When I wrote ROAD KILL: Charlie Fox book five the original opening for the story had a group of soldiers standing around a fallen motorcyclist who lay screaming in the middle of a road through a very dodgy housing estate in East Belfast, with an angry crowd gathering.
It was a great opening chapter and I loved it.
But it never made it into the final cut of the book. It simply did not drop my protag – and the reader – into the right place in the story. One of the reasons that book was such a pig to write was that I held onto that opening chapter far longer than I should have done. Even now, I still hanker after that original rather than the first chapter I eventually went with. But the final version – which opens with Charlie swinging a sledgehammer into the walls of her cottage – does better serve the story.
But I digress.
It’s now twenty days into October, and so far I’ve had three zero-word days and one day when I only managed a bit of reshuffling, which added 43 words to my total. (Yes, I’m sad enough to keep it all on a spreadsheet.) But yesterday I still managed to hit 20,000 words and I’m aiming to be at 35k by the end of the month.
Then 70k by the end of November, and 105k by the end of the year. That leaves me the last bits to finish off in January, print it all out, do a read through to try and catch inconsistencies, repetitions, check my chapter breaks are in the most effective positions, and ruthlessly scalpel out unnecessary words.
Just like that. Ha!
I hope you’ll stop by and have a giggle at my expense.
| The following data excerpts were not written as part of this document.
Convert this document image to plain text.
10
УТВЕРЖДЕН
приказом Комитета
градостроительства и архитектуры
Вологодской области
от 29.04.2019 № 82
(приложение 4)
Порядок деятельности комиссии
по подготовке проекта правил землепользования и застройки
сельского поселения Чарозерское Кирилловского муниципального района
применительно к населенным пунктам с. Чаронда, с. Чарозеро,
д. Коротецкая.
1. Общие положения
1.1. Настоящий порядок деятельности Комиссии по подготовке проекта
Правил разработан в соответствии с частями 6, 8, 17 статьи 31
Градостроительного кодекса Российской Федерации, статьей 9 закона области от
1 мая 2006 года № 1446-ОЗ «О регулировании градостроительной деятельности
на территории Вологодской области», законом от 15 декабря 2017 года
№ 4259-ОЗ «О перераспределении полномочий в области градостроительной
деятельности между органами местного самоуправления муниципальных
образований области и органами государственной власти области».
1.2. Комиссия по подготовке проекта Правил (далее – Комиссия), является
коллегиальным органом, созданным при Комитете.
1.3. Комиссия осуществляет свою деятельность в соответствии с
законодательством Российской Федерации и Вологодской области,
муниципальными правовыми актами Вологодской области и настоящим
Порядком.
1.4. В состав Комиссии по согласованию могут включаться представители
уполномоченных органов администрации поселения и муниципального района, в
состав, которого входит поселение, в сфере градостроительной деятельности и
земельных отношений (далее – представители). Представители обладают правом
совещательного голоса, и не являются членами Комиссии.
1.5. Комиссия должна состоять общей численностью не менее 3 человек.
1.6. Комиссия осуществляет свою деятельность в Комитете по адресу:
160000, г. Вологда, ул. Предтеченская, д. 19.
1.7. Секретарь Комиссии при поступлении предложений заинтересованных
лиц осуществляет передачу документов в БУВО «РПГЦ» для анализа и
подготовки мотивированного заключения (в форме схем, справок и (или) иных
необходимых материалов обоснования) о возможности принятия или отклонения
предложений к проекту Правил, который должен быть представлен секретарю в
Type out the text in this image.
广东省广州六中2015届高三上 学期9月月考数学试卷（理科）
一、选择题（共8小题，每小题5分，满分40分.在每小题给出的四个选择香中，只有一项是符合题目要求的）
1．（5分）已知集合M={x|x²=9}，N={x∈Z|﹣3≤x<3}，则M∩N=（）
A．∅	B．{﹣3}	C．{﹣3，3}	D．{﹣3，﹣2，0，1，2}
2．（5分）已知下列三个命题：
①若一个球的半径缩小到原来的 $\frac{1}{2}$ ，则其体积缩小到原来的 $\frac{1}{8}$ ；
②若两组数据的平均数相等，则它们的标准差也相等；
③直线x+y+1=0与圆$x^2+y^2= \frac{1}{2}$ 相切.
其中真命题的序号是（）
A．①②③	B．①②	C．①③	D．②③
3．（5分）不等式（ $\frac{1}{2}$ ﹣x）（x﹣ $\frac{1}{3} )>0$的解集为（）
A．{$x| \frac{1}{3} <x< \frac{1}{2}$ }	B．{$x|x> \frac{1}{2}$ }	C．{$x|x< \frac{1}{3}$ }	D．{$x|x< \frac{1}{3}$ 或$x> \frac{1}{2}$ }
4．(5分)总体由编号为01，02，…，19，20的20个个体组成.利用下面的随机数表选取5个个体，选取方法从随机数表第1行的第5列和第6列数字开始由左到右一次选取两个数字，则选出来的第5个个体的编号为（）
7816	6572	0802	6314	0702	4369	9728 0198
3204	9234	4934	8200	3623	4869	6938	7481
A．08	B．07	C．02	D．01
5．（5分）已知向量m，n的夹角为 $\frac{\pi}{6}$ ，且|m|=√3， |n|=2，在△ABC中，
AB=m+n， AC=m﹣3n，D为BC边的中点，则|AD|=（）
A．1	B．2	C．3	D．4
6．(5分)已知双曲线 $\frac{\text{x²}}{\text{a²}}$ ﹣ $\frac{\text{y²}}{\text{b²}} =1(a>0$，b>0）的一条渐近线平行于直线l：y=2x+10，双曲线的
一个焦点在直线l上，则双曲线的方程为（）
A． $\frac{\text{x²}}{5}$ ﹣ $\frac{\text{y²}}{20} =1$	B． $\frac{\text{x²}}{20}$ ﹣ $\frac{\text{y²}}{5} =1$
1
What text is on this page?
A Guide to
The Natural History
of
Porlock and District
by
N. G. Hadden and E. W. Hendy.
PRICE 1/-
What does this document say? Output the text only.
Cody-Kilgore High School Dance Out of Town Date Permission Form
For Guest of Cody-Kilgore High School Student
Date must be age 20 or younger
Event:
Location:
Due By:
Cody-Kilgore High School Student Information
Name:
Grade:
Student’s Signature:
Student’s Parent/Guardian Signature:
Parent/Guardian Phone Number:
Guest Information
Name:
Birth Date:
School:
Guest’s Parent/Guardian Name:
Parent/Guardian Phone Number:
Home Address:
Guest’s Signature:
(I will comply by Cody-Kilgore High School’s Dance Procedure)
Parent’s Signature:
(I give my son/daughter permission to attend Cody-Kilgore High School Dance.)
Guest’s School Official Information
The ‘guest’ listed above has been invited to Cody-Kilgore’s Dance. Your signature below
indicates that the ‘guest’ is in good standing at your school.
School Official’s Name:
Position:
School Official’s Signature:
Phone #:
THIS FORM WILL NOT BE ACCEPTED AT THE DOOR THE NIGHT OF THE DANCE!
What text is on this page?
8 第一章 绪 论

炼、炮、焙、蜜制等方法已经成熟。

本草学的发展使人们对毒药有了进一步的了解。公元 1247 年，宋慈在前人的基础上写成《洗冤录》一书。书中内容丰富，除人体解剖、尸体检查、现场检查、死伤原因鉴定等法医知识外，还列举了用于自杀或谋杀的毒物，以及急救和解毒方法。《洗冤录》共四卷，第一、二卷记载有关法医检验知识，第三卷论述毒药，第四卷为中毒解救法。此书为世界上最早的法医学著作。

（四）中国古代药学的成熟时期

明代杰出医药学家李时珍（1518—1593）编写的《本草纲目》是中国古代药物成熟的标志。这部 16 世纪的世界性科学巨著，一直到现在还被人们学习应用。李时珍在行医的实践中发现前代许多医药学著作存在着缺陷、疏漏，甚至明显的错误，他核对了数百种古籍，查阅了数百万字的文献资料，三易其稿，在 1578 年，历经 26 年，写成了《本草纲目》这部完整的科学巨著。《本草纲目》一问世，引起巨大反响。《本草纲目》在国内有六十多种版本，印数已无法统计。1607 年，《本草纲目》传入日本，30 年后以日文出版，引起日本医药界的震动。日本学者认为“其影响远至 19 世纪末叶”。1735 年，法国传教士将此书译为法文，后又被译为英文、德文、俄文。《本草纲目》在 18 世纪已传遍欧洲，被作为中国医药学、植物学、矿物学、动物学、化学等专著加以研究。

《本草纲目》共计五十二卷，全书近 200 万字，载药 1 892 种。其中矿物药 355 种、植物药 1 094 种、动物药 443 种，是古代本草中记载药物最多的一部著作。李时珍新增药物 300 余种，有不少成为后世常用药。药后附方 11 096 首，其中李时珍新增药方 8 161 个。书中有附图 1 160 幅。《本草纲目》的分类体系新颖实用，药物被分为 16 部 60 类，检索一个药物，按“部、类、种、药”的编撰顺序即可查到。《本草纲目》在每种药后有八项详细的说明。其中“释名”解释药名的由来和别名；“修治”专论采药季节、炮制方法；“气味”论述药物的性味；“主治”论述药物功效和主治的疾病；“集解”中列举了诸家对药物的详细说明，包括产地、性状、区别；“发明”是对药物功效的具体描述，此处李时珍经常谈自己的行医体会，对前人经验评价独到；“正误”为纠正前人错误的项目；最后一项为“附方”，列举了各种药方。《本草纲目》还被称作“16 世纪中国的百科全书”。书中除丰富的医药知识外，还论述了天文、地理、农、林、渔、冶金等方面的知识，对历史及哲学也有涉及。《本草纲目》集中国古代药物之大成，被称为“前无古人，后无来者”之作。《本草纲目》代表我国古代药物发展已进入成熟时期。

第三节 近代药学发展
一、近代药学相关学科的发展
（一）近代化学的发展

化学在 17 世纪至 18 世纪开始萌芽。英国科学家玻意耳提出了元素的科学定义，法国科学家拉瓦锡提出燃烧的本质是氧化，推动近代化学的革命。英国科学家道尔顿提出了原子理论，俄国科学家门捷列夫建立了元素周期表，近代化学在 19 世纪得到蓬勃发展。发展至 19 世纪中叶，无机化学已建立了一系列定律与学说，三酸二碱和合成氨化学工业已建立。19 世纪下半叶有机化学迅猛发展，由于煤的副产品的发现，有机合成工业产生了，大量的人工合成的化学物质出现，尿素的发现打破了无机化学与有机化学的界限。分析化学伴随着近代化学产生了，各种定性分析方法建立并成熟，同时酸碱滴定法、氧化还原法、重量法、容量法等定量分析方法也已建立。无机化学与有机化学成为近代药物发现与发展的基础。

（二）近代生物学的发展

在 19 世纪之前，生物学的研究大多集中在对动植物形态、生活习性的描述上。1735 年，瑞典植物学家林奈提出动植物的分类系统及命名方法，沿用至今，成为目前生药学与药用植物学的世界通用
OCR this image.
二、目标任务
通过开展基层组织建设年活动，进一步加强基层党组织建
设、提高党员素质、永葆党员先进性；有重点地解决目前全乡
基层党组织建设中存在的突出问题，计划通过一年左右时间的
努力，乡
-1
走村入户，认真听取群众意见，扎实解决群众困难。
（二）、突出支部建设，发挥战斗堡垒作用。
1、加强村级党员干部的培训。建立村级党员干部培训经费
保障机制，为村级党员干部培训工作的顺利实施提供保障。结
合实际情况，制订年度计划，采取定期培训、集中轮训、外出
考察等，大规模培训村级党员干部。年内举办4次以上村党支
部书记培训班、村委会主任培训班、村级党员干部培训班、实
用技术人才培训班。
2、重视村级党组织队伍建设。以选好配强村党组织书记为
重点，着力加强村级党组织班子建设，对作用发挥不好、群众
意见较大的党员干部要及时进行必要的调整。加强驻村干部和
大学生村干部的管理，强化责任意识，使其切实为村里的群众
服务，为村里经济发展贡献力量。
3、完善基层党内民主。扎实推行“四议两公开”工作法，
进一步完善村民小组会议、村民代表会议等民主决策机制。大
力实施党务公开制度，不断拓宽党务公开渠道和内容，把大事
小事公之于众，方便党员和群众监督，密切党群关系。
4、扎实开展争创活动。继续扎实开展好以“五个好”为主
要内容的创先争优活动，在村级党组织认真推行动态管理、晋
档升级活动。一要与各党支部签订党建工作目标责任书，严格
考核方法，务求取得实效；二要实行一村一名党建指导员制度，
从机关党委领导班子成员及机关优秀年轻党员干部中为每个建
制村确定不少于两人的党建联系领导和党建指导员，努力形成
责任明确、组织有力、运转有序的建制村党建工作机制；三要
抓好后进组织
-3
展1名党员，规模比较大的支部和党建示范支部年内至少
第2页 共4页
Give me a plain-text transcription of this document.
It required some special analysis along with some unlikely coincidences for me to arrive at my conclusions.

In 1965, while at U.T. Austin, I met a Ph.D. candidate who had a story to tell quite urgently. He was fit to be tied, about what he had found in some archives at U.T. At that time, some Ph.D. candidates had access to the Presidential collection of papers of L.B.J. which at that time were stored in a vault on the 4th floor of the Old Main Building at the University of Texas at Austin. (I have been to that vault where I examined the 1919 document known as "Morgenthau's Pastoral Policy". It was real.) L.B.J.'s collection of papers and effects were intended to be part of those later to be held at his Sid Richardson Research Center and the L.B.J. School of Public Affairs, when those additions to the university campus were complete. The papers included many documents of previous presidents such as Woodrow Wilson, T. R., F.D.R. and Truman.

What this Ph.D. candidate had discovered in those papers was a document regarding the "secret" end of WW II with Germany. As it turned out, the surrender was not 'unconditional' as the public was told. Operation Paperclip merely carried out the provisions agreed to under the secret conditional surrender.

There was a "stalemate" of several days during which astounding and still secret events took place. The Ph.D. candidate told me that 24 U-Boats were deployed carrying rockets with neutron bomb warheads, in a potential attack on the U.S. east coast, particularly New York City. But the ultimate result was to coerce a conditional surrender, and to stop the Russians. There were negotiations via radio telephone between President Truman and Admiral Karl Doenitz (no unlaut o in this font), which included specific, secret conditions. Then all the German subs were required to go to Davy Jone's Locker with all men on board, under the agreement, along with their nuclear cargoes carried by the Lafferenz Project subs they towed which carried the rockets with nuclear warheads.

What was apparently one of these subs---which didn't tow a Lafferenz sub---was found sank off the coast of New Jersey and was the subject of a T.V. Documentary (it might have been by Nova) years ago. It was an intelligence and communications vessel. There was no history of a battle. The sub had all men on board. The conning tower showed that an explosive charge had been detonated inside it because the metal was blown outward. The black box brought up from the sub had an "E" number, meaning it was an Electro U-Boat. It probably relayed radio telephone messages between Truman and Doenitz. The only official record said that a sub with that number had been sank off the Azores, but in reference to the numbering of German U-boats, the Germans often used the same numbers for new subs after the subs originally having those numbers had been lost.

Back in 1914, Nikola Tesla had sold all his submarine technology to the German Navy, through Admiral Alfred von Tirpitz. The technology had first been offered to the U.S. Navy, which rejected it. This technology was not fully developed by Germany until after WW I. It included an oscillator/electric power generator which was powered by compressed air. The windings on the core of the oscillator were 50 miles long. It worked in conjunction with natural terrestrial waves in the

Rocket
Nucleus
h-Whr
Speaking of having a giggle at my expense, if you happen to be near South Wales next week – October 26th – I shall be appearing at the Newport Big Read event in Gwent. If you can make it, I’d love to see you there.
So, ‘Rati, that’s how I’m intending to tackle my writing schedule over the next couple of months. How about yourselves? And if you’re not writing a book at the moment, how do you deal with big tasks that seem overwhelming at first glance? Do you break them down into work first/reward later, or do you put them off as long as you can possibly manage before knuckling down?
This week’s Word of the Week is ultracrepidate, which means to criticise beyond the sphere of one’s knowledge. It comes from the painter Apelle’s answer to the cobbler who went on from criticising the sandals in a picture to finding fault with the leg. “Ne sutor ultra crepidam.” – “The cobbler must not go beyond the sandal.”